L'arrivée d'une nouvelle majorité démocrate au Congrès américain ne semble pas avoir calmé les ardeurs de George Bush à guerroyer en Irak. Ni même d'ailleurs le rapport bi-partisan de l'Iraq Study Group, qui préconisait un retrait progressif des troupes américaines. Actuellement, tous les bruits venant de la Maison Blanche font état que celle-ci travaillerait sur un plan qui viserait à augmenter le nombre de soldats là-bas, car ce serait le meilleur moyen d'en finir avec la guérilla terroriste qui y sévit. La guerre serait gagnable, ce ne serait qu'une question de moyens. Le constat parait étonnant, tant il y a peu d'indications qui laisse penser cela. Le général américain s'occupant de l'Irak pense même que cela aurait l'effet inverse, dans la mesure où plus on laisse penser que l'Irak est occupé par une force étrangère, plus il y aura d'actions faites contre elle. Mais le général en question est sur le point d'être relevé, étant accusé d'être défaitiste.

Au moins reste-t-il l'explication qui consiste à dire que c'est la guerre civile en Irak, et que les Américains étant ceux qui l'ont permise, il est nécessaire qu'il reste au moins jusqu'à que celle-ci soit réglée. Mais il est bien difficile de voir un moyen qui permettrait cela, et il est douteux que l'envoi de troupes en plus aille vers la voie d'une solution. Mais c'est le dernier motif qui permette de justifier une présence américaine : après la neutralisation d'armes de destruction massive qui n'existaient pas, il y a eu la raison d'un remplacement d'une dictature par une démocratie (qui se révèle être inefficace, tant les élus sont divisés sur les mesures à prendre), c'est désormais la peur d'un chaos absolu qui nécessite l'engagement américain dans l'esprit de George Bush. Il n'est pas question de prendre la défense de Saddam Hussein, dictateur sanglant qui était bien un facteur d'instabilité dans la région. Mais sa destitution et sa mort n'ont rien réglé, et il semble même qu'elles ont créé plus de problèmes qu'elles n'en ont résolues. Les circonstances répugnantes de son exécution sont même de nature à favoriser une rancoeur des sunnites envers les chiites...

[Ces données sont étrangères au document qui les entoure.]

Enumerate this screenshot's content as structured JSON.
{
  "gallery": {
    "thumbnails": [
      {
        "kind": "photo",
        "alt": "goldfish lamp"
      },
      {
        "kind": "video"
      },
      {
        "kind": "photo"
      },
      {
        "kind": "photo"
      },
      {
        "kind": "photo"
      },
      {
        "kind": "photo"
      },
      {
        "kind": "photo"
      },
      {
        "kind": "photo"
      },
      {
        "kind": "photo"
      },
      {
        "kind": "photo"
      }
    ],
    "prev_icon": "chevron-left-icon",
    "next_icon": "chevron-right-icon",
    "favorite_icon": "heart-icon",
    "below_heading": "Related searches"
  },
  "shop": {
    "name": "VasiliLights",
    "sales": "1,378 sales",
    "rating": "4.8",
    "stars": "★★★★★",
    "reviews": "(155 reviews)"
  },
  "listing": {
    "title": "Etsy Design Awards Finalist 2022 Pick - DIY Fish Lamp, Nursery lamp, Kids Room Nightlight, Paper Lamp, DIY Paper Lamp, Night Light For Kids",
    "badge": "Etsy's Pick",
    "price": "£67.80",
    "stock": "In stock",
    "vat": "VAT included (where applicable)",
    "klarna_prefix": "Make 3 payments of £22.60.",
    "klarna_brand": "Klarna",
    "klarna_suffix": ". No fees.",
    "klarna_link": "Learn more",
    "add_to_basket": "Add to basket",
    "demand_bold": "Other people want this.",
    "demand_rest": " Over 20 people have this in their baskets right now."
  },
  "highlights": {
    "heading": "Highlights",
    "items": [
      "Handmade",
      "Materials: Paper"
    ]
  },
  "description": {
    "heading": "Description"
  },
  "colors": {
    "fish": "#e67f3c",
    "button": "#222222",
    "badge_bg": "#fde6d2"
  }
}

Toujours est-il que désormais George Bush agit explicitement contre l'avis de la population, et même de ses élites. Outre la commission Baker qui est bafouée, on trouve également de plus en plus de républicains qui souhaitent arrêter les dégâts sur le dossier irakien. Quant aux démocrates, ils sont désormais dans leur écrasante majorité hostiles à la guerre, et comptent bien faire campagne sur le retrait des troupes lors de la prochaine élection présidentielle si celui n'est pas encore engagé. Le mouvement en faveur du retour des boys dépasse désormais de loin les simples pacifistes béats, au fur et à mesure que l'incompréhension règne sur les raisons de l'engagement d'une telle guerre. Mais ce n'est pas l'administration Bush qui voudra s'y résoudre. Comme le font remarquer les humoristes américains : "quitter l'Irak reviendrait à perdre la guerre, or les soldats ne reviendront qu'à condition de gagner. Pour qu'ils puissent donc revenir, il faut donc qu'ils restent." Le mot "défaite" n'apparaît pas encore pour qualifier ce qu'il se passe en Irak pour les Américains. Mais tout le monde a conscience désormais qu'il s'agissait d'une erreur monumentale. Et croire que la guerre se calmera d'elle-même est bien naïf...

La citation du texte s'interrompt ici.